PEC a favor do Brasil
Por Felipe Miranda*
As pessoas me perguntam se a PEC do teto de gastos implicará redução dos recursos destinados a saúde e educação. Essa é a retórica clássica dos contrários à proposta. Os mais emocionados tentam atribuir-lhe a alcunha de “PEC da Maldade”.
É curioso o mundo maniqueísta que coloca a nova matriz econômica no lado do bem e a PEC 241 como a vilã da história.

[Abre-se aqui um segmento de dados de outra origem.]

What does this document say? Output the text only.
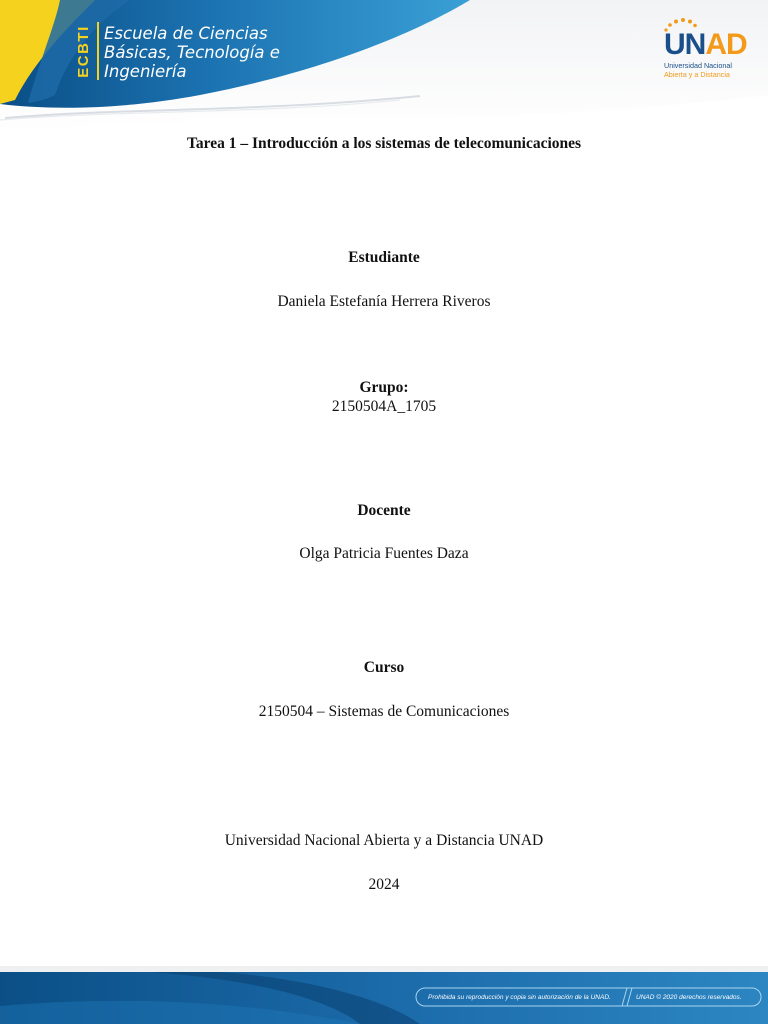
ECBTI Escuela de Ciencias
Básicas, Tecnología e
Ingeniería
UNAD
Universidad Nacional
Abierta y a Distancia
Tarea 1 – Introducción a los sistemas de telecomunicaciones
Estudiante
Daniela Estefanía Herrera Riveros
Grupo:
2150504A_1705
Docente
Olga Patricia Fuentes Daza
Curso
2150504 – Sistemas de Comunicaciones
Universidad Nacional Abierta y a Distancia UNAD
2024
Prohibida su reproducción y copia sin autorización de la UNAD.	UNAD © 2020 derechos reservados.
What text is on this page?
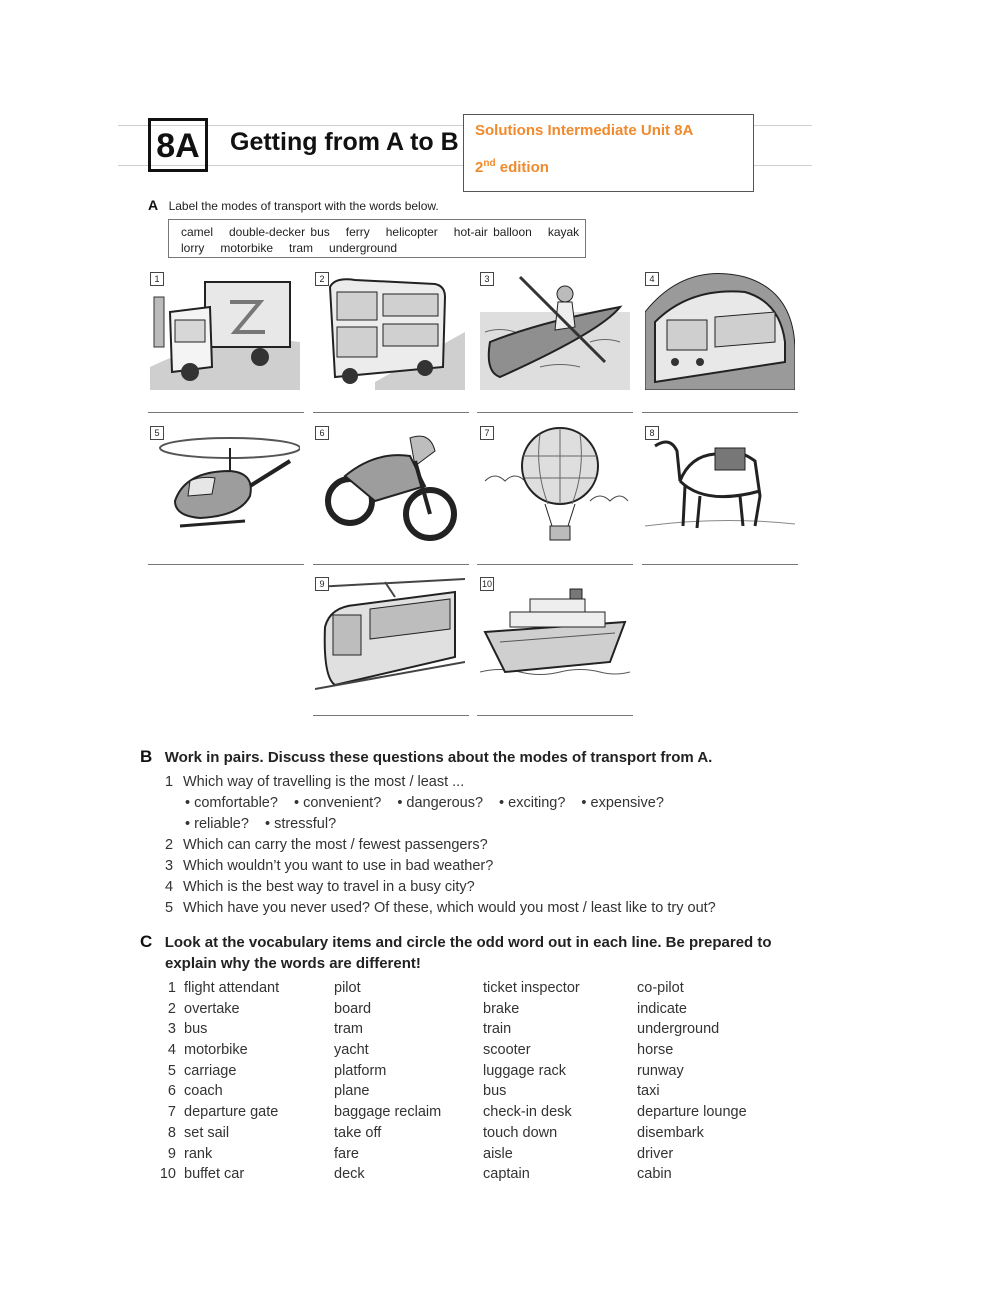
8A	Getting from A to B Solutions Intermediate Unit 8A
2nd edition
A Label the modes of transport with the words below.
camel   double-decker bus   ferry   helicopter   hot-air balloon   kayak
lorry   motorbike   tram   underground
1	2	3	4
5	6	7	8
9	10
B Work in pairs. Discuss these questions about the modes of transport from A.
1 Which way of travelling is the most / least ...
• comfortable? • convenient? • dangerous? • exciting? • expensive?
• reliable? • stressful?
2 Which can carry the most / fewest passengers?
3 Which wouldn’t you want to use in bad weather?
4 Which is the best way to travel in a busy city?
5 Which have you never used? Of these, which would you most / least like to try out?
C Look at the vocabulary items and circle the odd word out in each line. Be prepared to
explain why the words are different!
1	flight attendant	pilot	ticket inspector	co-pilot
2	overtake	board	brake	indicate
3	bus	tram	train	underground
4	motorbike	yacht	scooter	horse
5	carriage	platform	luggage rack	runway
6	coach	plane	bus	taxi
7	departure gate	baggage reclaim	check-in desk	departure lounge
8	set sail	take off	touch down	disembark
9	rank	fare	aisle	driver
10	buffet car	deck	captain	cabin
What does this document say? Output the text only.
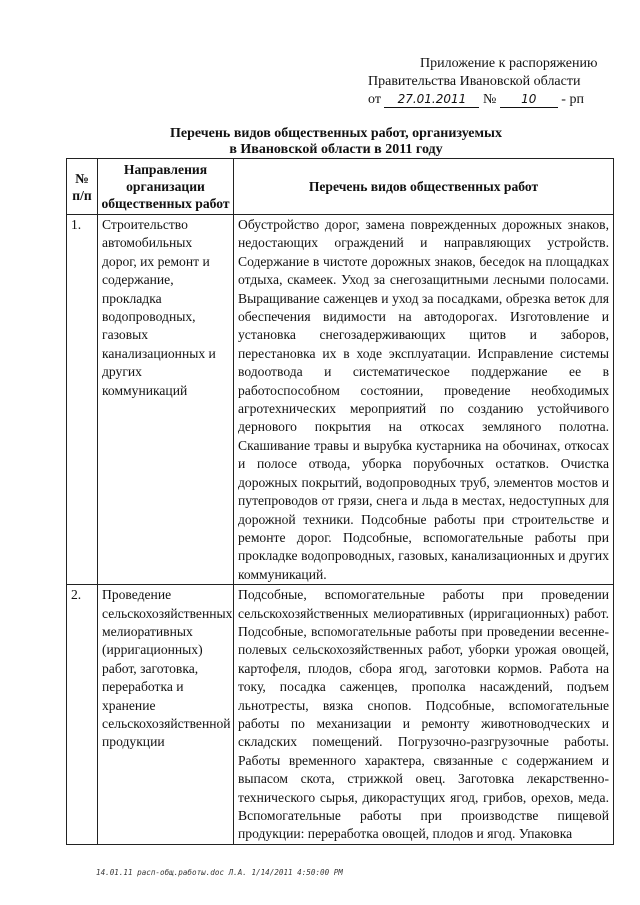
Приложение к распоряжению
Правительства Ивановской области
от 27.01.2011 № 10 - рп
Перечень видов общественных работ, организуемых
в Ивановской области в 2011 году
№ п/п	Направления организации общественных работ	Перечень видов общественных работ
1.	Строительство автомобильных дорог, их ремонт и содержание, прокладка водопроводных, газовых канализационных и других коммуникаций	Обустройство дорог, замена поврежденных дорожных знаков, недостающих ограждений и направляющих устройств. Содержание в чистоте дорожных знаков, беседок на площадках отдыха, скамеек. Уход за снегозащитными лесными полосами. Выращивание саженцев и уход за посадками, обрезка веток для обеспечения видимости на автодорогах. Изготовление и установка снегозадерживающих щитов и заборов, перестановка их в ходе эксплуатации. Исправление системы водоотвода и систематическое поддержание ее в работоспособном состоянии, проведение необходимых агротехнических мероприятий по созданию устойчивого дернового покрытия на откосах земляного полотна. Скашивание травы и вырубка кустарника на обочинах, откосах и полосе отвода, уборка порубочных остатков. Очистка дорожных покрытий, водопроводных труб, элементов мостов и путепроводов от грязи, снега и льда в местах, недоступных для дорожной техники. Подсобные работы при строительстве и ремонте дорог. Подсобные, вспомогательные работы при прокладке водопроводных, газовых, канализационных и других коммуникаций.
2.	Проведение сельскохозяйственных мелиоративных (ирригационных) работ, заготовка, переработка и хранение сельскохозяйственной продукции	Подсобные, вспомогательные работы при проведении сельскохозяйственных мелиоративных (ирригационных) работ. Подсобные, вспомогательные работы при проведении весенне-полевых сельскохозяйственных работ, уборки урожая овощей, картофеля, плодов, сбора ягод, заготовки кормов. Работа на току, посадка саженцев, прополка насаждений, подъем льнотресты, вязка снопов. Подсобные, вспомогательные работы по механизации и ремонту животноводческих и складских помещений. Погрузочно-разгрузочные работы. Работы временного характера, связанные с содержанием и выпасом скота, стрижкой овец. Заготовка лекарственно-технического сырья, дикорастущих ягод, грибов, орехов, меда. Вспомогательные работы при производстве пищевой продукции: переработка овощей, плодов и ягод. Упаковка
14.01.11 расп-общ.работы.doc Л.А. 1/14/2011 4:50:00 PM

Treinados em Schopenhauer, tentam vencer o debate sem ter razão. Ainda prefiro a verdade como imperativo categórico. Há uma dose de desonestidade intelectual, de alto teor etílico, na afirmação de que a proposta de teto dos gastos públicos implicará redução dos dispêndios com saúde e educação.
Chegaremos lá. Antes, um breve aposto. Os tempos são de mudança, diria o mais recente prêmio Nobel de Literatura. A retórica dessa vez pode não funcionar. A agenda liberal está em ascensão, conforme demonstrado nas eleições municipais. E há um interesse crescente por informação - esse é um ponto nevrálgico capaz de marcar o ineditismo do momento.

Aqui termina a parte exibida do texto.